ALPHA-SYNUCLEIN DETECTION IN SKIN SAMPLES BY SEED AMPLIFICATION ASSAY FOR PARKINSON’S DISEASE DIAGNOSIS IN CHILEAN PATIENTS

Background: The pathological accumulation of α-synuclein (α-syn) aggregates is a hallmark biomarker of Parkinson’s disease (PD). Seed amplification assays (SAAs) offer a highly sensitive approach for detecting these aggregates, enabling early and minimally invasive diagnosis.
Methods: We aimed to assess the diagnostic accuracy, reliability, and reproducibility of SAAs, as well as to explore their correlation with clinical markers of PD. Skin punch biopsies (3 mm diameter; 14 PD, 17 healthy controls) from Chilean participants were analyzed. Each sample was tested in quadruplicate, and a sample was considered positive when at least three out of four replicates crossed the background fluorescence threshold.

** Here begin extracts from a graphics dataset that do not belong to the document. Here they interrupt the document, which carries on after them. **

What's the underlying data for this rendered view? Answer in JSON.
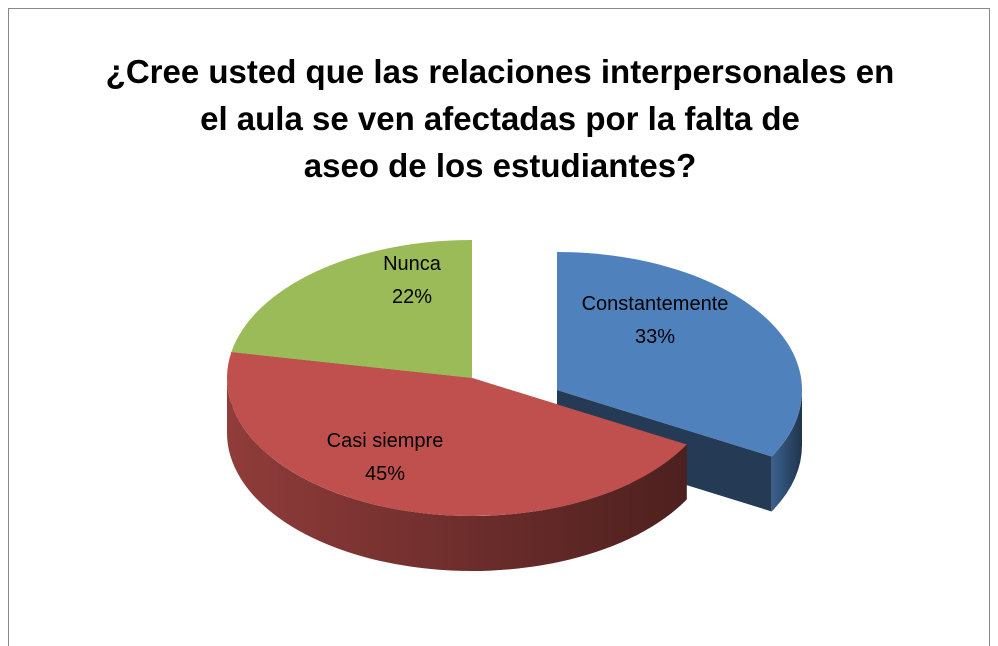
{
  "chart_data": {
    "type": "pie3d",
    "title": "¿Cree usted que las relaciones interpersonales en el aula se ven afectadas por la falta de aseo de los estudiantes?",
    "categories": [
      "Constantemente",
      "Casi siempre",
      "Nunca"
    ],
    "values": [
      33,
      45,
      22
    ],
    "value_labels": [
      "33%",
      "45%",
      "22%"
    ],
    "colors": [
      "#4f81bd",
      "#c0504d",
      "#9bbb59"
    ],
    "exploded": [
      true,
      false,
      false
    ]
  }
}
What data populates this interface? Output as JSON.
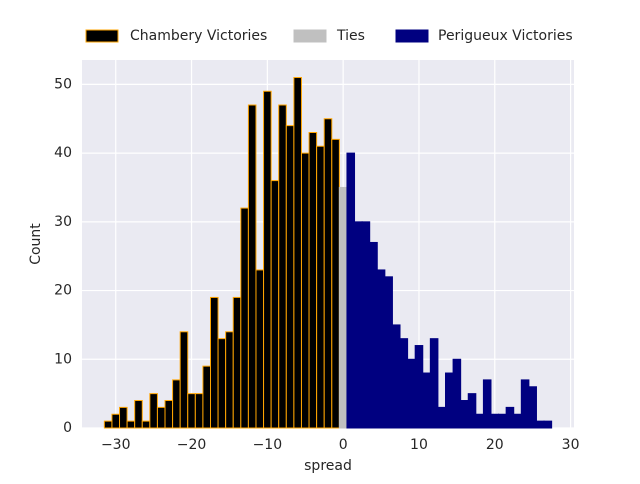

Results: SAA reactions seeded with PD samples produced fibrillary α-syn aggregates, whereas control samples did not induce conversion of the recombinant α-syn substrate. The lag phase was significantly shorter in PD samples compared to controls (p < 0.01), indicating faster seeding kinetics in the disease state. No correlation was found between clinical measures and seeding activity.
Conclusions: This study is the first to evaluate SAA technology for PD diagnosis in a Chilean cohort. Our findings validate the feasibility of detecting pathological α-syn from minimally invasive samples using SAA, supporting its potential for early diagnosis. Further studies are needed to refine assay conditions and validate the clinical utility of SAAs as a non-invasive, cost-effective diagnostic tool.